They reinforce a sense and pursuit of an individual solution to imperialism.
 
Furthermore, they validate and reinforce our dependence on imperialism as the solution.
 
Culture must serve the revolution!
 
There is no doubt; it is an absolute necessity to break with imperialism.
 
We need a new society based on freedom and self-determination for all oppressed nations of the world! We must break with all the imperialists’ cultures of exploitation and oppression!
 
Johnny Hallyday, a French legendary rock star who has made no contribution in the creation and development of music, has more wealth than Africans in the U.S. who created Rhythm and Blues, the basis for what white people call "rock 'n' roll."
 
Johnny Hallyday is an icon of highest order in France and in parts of French-speaking Belgium and Switzerland.
 
In the UK, where British musical artists see themselves as the center of European music with their Beatles, Rolling Stones, etc, are not creators of anything.
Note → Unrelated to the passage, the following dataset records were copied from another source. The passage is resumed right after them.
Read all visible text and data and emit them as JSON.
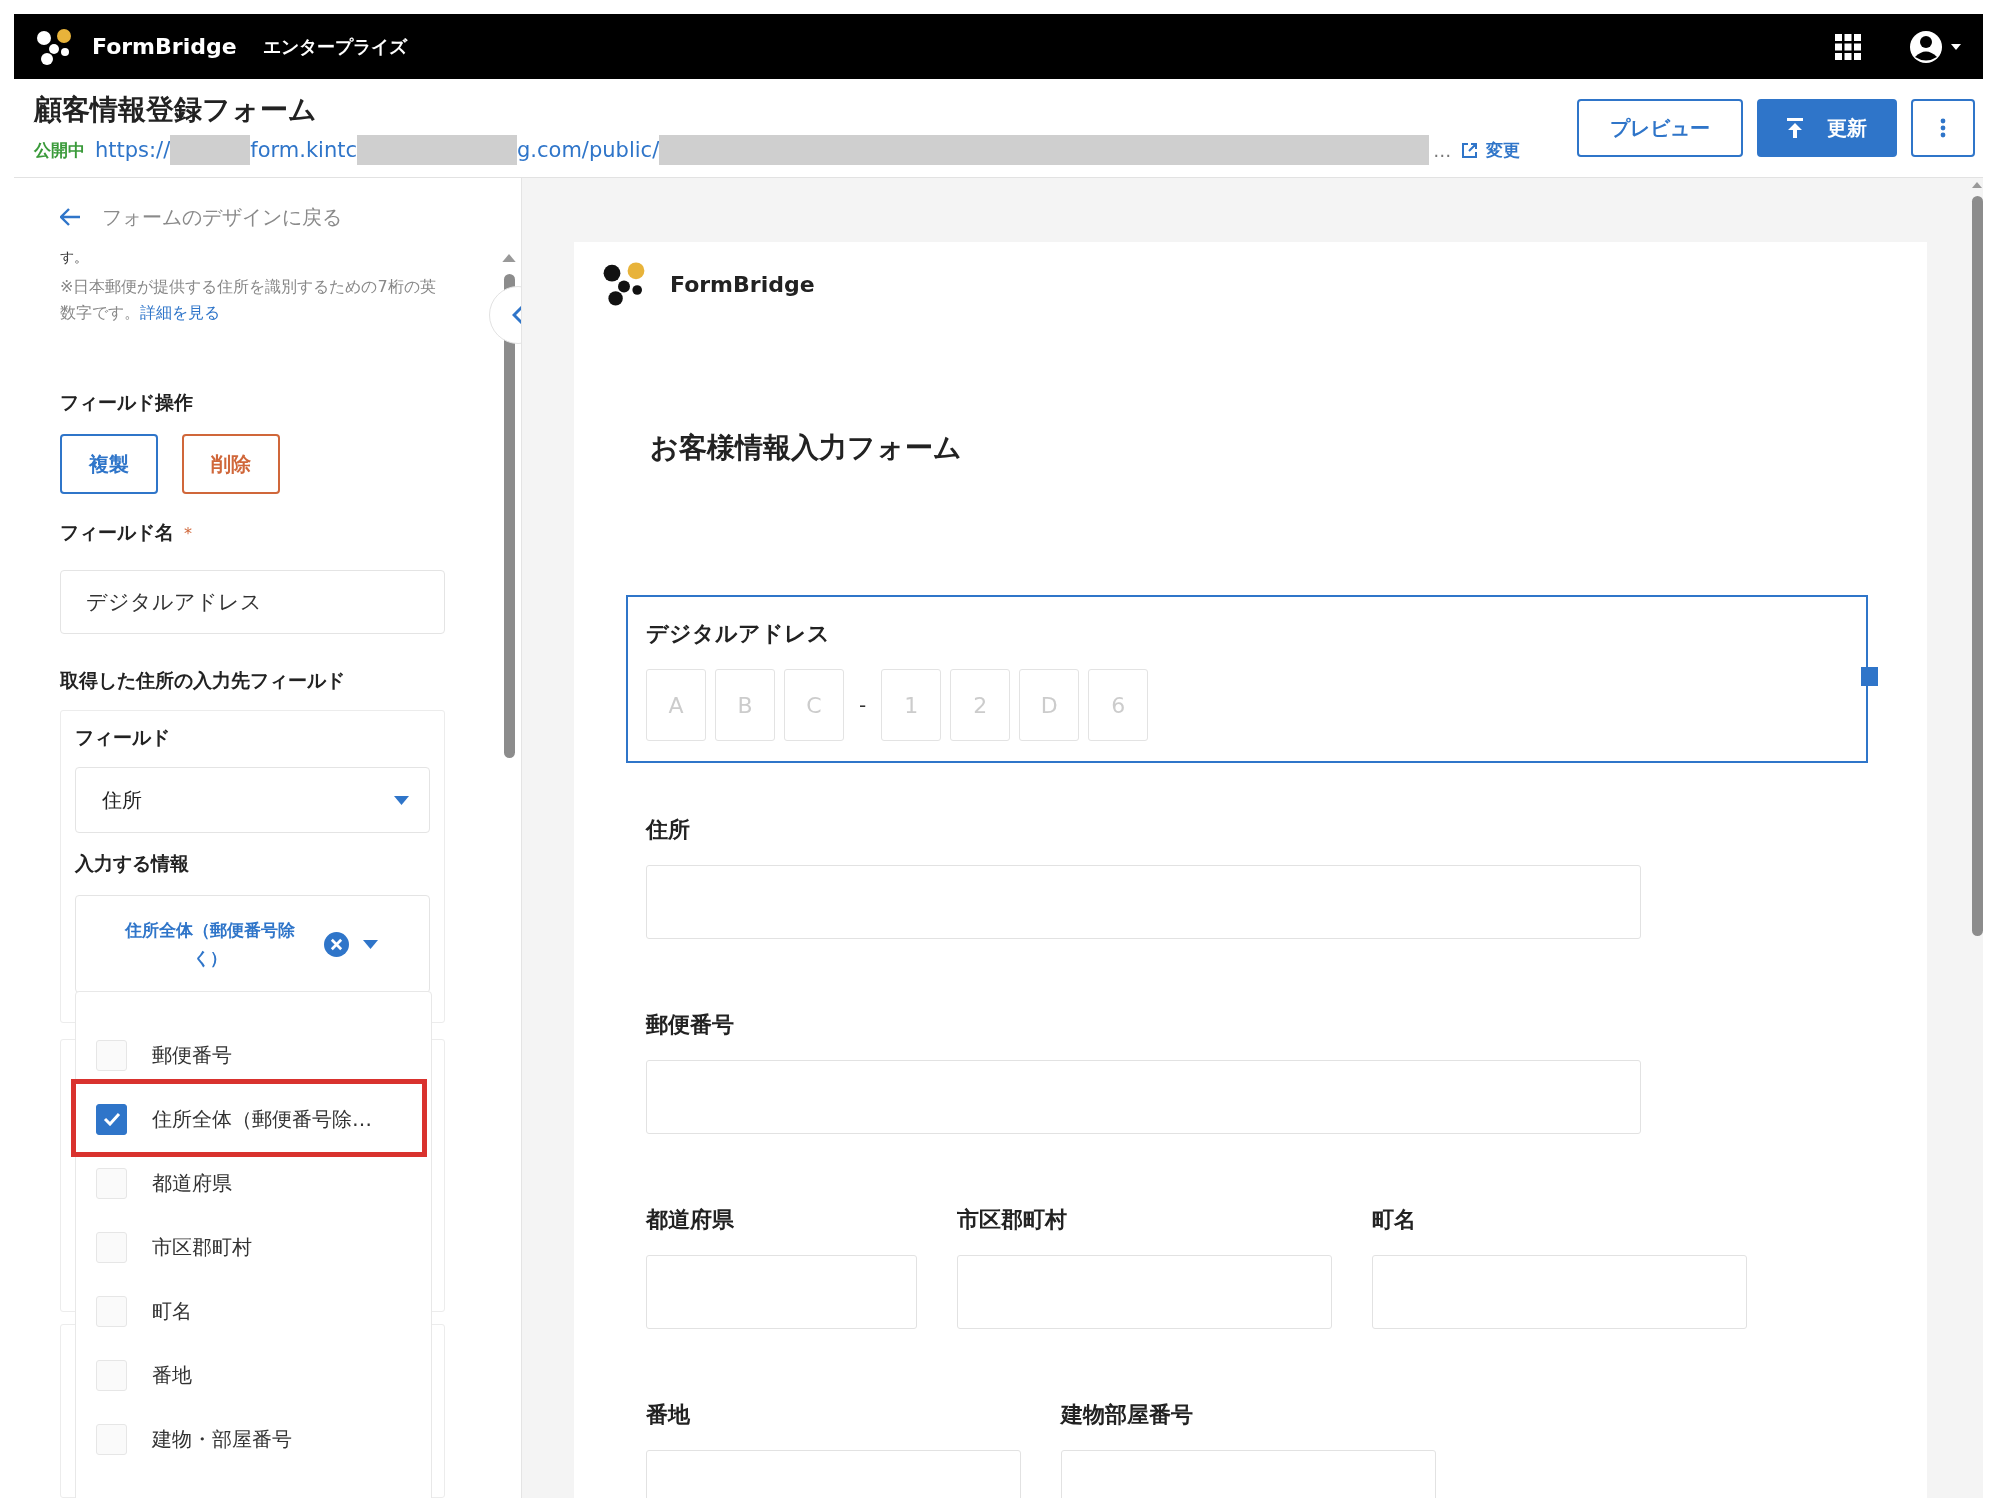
{
  "app_bar": {
    "brand": "FormBridge",
    "edition": "エンタープライズ"
  },
  "header": {
    "title": "顧客情報登録フォーム",
    "status": "公開中",
    "url_parts": [
      "https://",
      "form.kintc",
      "g.com/public/"
    ],
    "url_ellipsis": "…",
    "change_link": "変更",
    "buttons": [
      {
        "kind": "outline",
        "label": "プレビュー"
      },
      {
        "kind": "primary",
        "label": "更新"
      },
      {
        "kind": "more"
      }
    ]
  },
  "settings": {
    "back_link": "フォームのデザインに戻る",
    "cut_text": "す。",
    "note": "※日本郵便が提供する住所を識別するための7桁の英数字です。",
    "note_link": "詳細を見る",
    "field_ops_label": "フィールド操作",
    "ops": [
      {
        "kind": "copy",
        "label": "複製"
      },
      {
        "kind": "delete",
        "label": "削除"
      }
    ],
    "field_name_label": "フィールド名",
    "required_mark": "*",
    "field_name_value": "デジタルアドレス",
    "target_label": "取得した住所の入力先フィールド",
    "field_label": "フィールド",
    "field_value": "住所",
    "info_label": "入力する情報",
    "info_value": "住所全体（郵便番号除く）",
    "options": [
      {
        "label": "郵便番号",
        "checked": false,
        "highlighted": false
      },
      {
        "label": "住所全体（郵便番号除…",
        "checked": true,
        "highlighted": true
      },
      {
        "label": "都道府県",
        "checked": false,
        "highlighted": false
      },
      {
        "label": "市区郡町村",
        "checked": false,
        "highlighted": false
      },
      {
        "label": "町名",
        "checked": false,
        "highlighted": false
      },
      {
        "label": "番地",
        "checked": false,
        "highlighted": false
      },
      {
        "label": "建物・部屋番号",
        "checked": false,
        "highlighted": false
      }
    ]
  },
  "form": {
    "brand": "FormBridge",
    "title": "お客様情報入力フォーム",
    "digital_address": {
      "label": "デジタルアドレス",
      "selected": true,
      "groups": [
        [
          "A",
          "B",
          "C"
        ],
        [
          "1",
          "2",
          "D",
          "6"
        ]
      ],
      "separator": "-"
    },
    "rows": [
      [
        {
          "label": "住所",
          "selected": false
        }
      ],
      [
        {
          "label": "郵便番号",
          "selected": false
        }
      ],
      [
        {
          "label": "都道府県",
          "selected": false
        },
        {
          "label": "市区郡町村",
          "selected": false
        },
        {
          "label": "町名",
          "selected": false
        }
      ],
      [
        {
          "label": "番地",
          "selected": false
        },
        {
          "label": "建物部屋番号",
          "selected": false
        }
      ]
    ]
  }
}
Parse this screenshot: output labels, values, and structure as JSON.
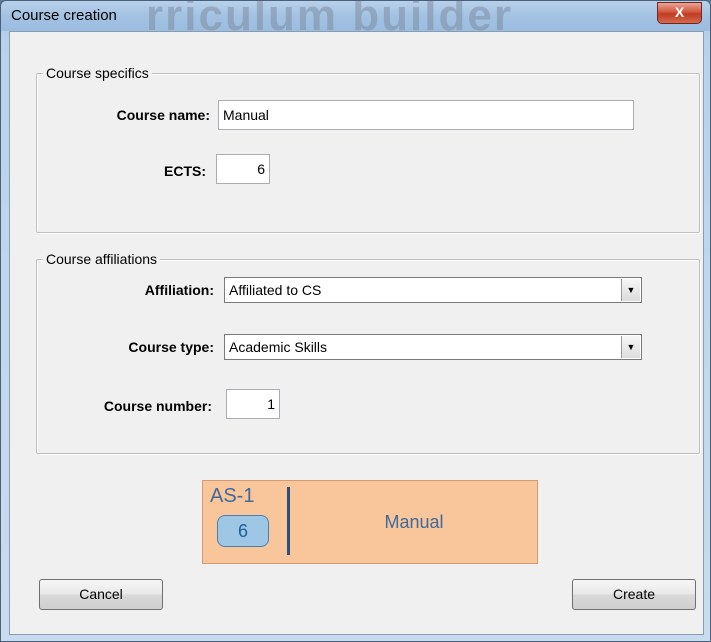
{
  "window": {
    "title": "Course creation",
    "background_title": "rriculum builder",
    "close_glyph": "X"
  },
  "course_specifics": {
    "legend": "Course specifics",
    "course_name_label": "Course name:",
    "course_name_value": "Manual",
    "ects_label": "ECTS:",
    "ects_value": "6"
  },
  "course_affiliations": {
    "legend": "Course affiliations",
    "affiliation_label": "Affiliation:",
    "affiliation_value": "Affiliated to CS",
    "course_type_label": "Course type:",
    "course_type_value": "Academic Skills",
    "course_number_label": "Course number:",
    "course_number_value": "1"
  },
  "preview": {
    "code": "AS-1",
    "ects": "6",
    "name": "Manual",
    "colors": {
      "card": "#f9c59a",
      "badge": "#9ec7e5",
      "text": "#3f6a99",
      "divider": "#2e4f7c"
    }
  },
  "buttons": {
    "cancel": "Cancel",
    "create": "Create"
  },
  "icons": {
    "dropdown": "chevron-down-icon",
    "close": "close-icon"
  }
}
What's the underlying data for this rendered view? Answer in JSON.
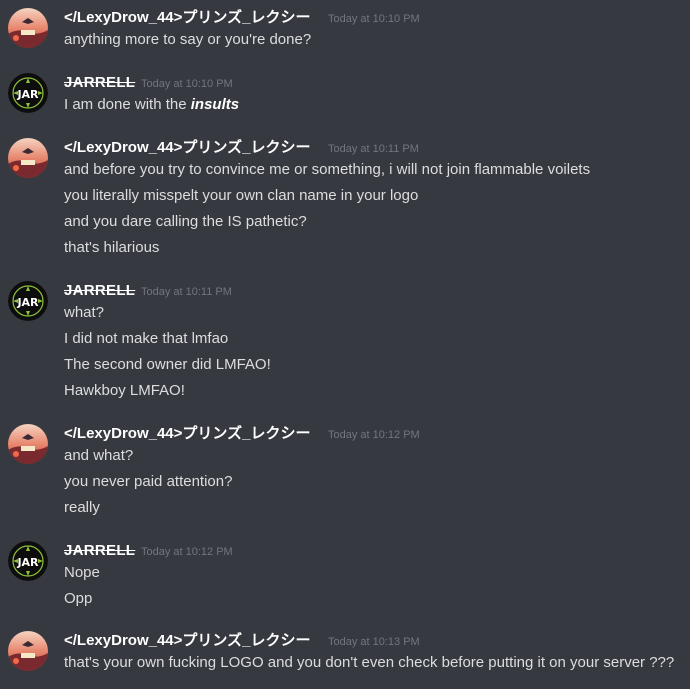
{
  "colors": {
    "background": "#36393f",
    "username": "#ffffff",
    "message_text": "#dcddde",
    "timestamp": "#72767d"
  },
  "users": {
    "lexy": {
      "name": "</LexyDrow_44>プリンズ_レクシー",
      "avatar_icon": "sunset-landscape-avatar"
    },
    "jarrell": {
      "name": "JARRELL",
      "avatar_icon": "jar-logo-avatar"
    }
  },
  "messages": [
    {
      "author": "lexy",
      "timestamp": "Today at 10:10 PM",
      "lines": [
        "anything more to say or you're done?"
      ]
    },
    {
      "author": "jarrell",
      "timestamp": "Today at 10:10 PM",
      "lines_prefix": "I am done with the ",
      "lines_emphasis": "insults"
    },
    {
      "author": "lexy",
      "timestamp": "Today at 10:11 PM",
      "lines": [
        "and before you try to convince me or something, i will not join flammable voilets",
        "you literally misspelt your own clan name in your logo",
        "and you dare calling the IS pathetic?",
        "that's hilarious"
      ]
    },
    {
      "author": "jarrell",
      "timestamp": "Today at 10:11 PM",
      "lines": [
        "what?",
        "I did not make that lmfao",
        "The second owner did LMFAO!",
        "Hawkboy LMFAO!"
      ]
    },
    {
      "author": "lexy",
      "timestamp": "Today at 10:12 PM",
      "lines": [
        "and what?",
        "you never paid attention?",
        "really"
      ]
    },
    {
      "author": "jarrell",
      "timestamp": "Today at 10:12 PM",
      "lines": [
        "Nope",
        "Opp"
      ]
    },
    {
      "author": "lexy",
      "timestamp": "Today at 10:13 PM",
      "lines": [
        "that's your own fucking LOGO and you don't even check before putting it on your server ???"
      ]
    }
  ]
}
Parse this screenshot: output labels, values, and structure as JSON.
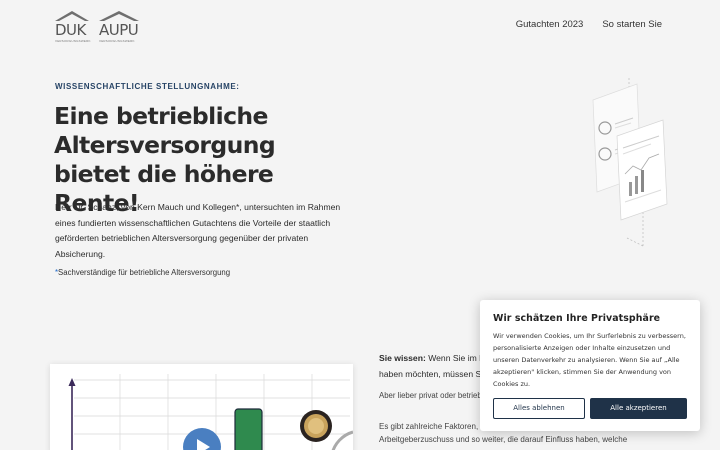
{
  "header": {
    "logos": [
      {
        "mark": "DUK",
        "tagline": "VERSORGUNGSWERK"
      },
      {
        "mark": "AUPU",
        "tagline": "VERSORGUNGSWERK"
      }
    ],
    "nav": [
      "Gutachten 2023",
      "So starten Sie"
    ]
  },
  "hero": {
    "eyebrow": "WISSENSCHAFTLICHE STELLUNGNAHME:",
    "headline": "Eine betriebliche Altersversorgung bietet die höhere Rente!",
    "lead": "Herr Dr. Schanz, von Kern Mauch und Kollegen*, untersuchten im Rahmen eines fundierten wissenschaftlichen Gutachtens die Vorteile der staatlich geförderten betrieblichen Altersversorgung gegenüber der privaten Absicherung.",
    "footnote_star": "*",
    "footnote": "Sachverständige für betriebliche Altersversorgung"
  },
  "content": {
    "know_bold": "Sie wissen:",
    "know_rest": " Wenn Sie im R haben möchten, müssen S",
    "aber": "Aber lieber privat oder betrieb",
    "faktoren_1": "Es gibt zahlreiche Faktoren, w",
    "faktoren_2": "Arbeitgeberzuschuss und so weiter, die darauf Einfluss haben, welche"
  },
  "cookie": {
    "title": "Wir schätzen Ihre Privatsphäre",
    "text": "Wir verwenden Cookies, um Ihr Surferlebnis zu verbessern, personalisierte Anzeigen oder Inhalte einzusetzen und unseren Datenverkehr zu analysieren. Wenn Sie auf „Alle akzeptieren\" klicken, stimmen Sie der Anwendung von Cookies zu.",
    "reject": "Alles ablehnen",
    "accept": "Alle akzeptieren"
  },
  "colors": {
    "accent": "#274466",
    "button_dark": "#1f3248",
    "bar_green": "#2f8a4e",
    "play_blue": "#4a7fc1"
  }
}
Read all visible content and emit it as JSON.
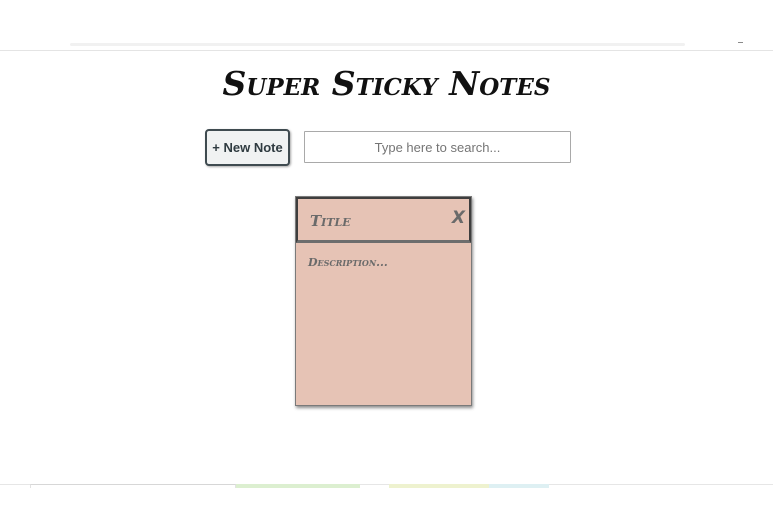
{
  "app": {
    "title": "Super Sticky Notes"
  },
  "toolbar": {
    "new_note_label": "+ New Note",
    "search_placeholder": "Type here to search..."
  },
  "notes": [
    {
      "title": "Title",
      "close_label": "X",
      "description": "Description..."
    }
  ],
  "colors": {
    "note_background": "#e6c3b5",
    "button_background": "#f0f2f2",
    "title_text": "#111111"
  }
}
They are simply imitators.
 
If you listen to the British press, British musicians enjoy world music status amongst all oppressor countries from Europe to Japan, and in Russia, China, etc.
 
The question of art and African revolution is a political and an ideological question.
 
It is one of the unanswered and unsettled questions of the great Black Revolution of the Sixties because of the military defeat of the Black Revolution, particularly in the Congo and the United States.
 
Our future comes with the defeat of imperialism. Our future must be in our own hands.
 
Our culture must be used to inform our young people of their responsibility to defend our people and community every day against imperialism.
 
It is our young people’s responsibility to snatch our future from imperialism, from Barcelona and Chelsea Football Clubs, the IMF, the UN, Madonna, Angelina Jolie and others.
 
What is the function of Hip-hop, dancehall, soca, rumba, ndombolo and other styles created by African people? Is it to be in peace with imperialism or to be the peoples' cultural weapons against imperialism?
 
For the African Socialist International (ASI), we want our people’s cultures to be weapons to defeat imperialism.
 
The defeat of neocolonialism and the unification of the African nation as a single state for African people are the foundation and the guarantee of the new African national culture.
 
Our culture will be born out of freedom and it will contain all the other characteristics of African people, such as optimism, genuine and spontaneous friendships, matriarchy with full rights for women, etc.
 
Street dance? You must be out of your mind! It is our people’s dance!
 
African music is not separated from dancing. We sing, dance, choreograph and dress in a particular way and we wear our hair with a certain style.
 
Reggae is not street music; the dance that goes with reggae is not street dance, but our people’s music, dance and style.
 
The same thing can be said about jazz, rap, blues, samba etc. They come from African people, there is no such thing as street music.
 
Nobody refers to any white popular music as street music.
 
This is done to undermine our consciousness, particularly young people's consciousness; to remove us from our role as the central makers and shapers of modern popular music, dance and fashion in the world.
 
It allows any usurper to own at no cost what we have produced with our talent, sweat and communal effort.
 
Our popular music has been a result of collective creativity, despite the individual geniuses who have defined the general direction of our arts and culture.
 
Our art is not the result of some individual who sat under a tree and saw some lyrics dropping from a branch of the tree.
 
Our art is people's interaction to reflect our reality, a dance to reflect our struggle for emancipation from slavery and colonialism.
 
It is our people’s culture, and we must make it to serve our own interests.
 

Fela Anikulapo Kuti's musical work was an example of the use of culture as a weapon to expose imperialism and neocolonialism.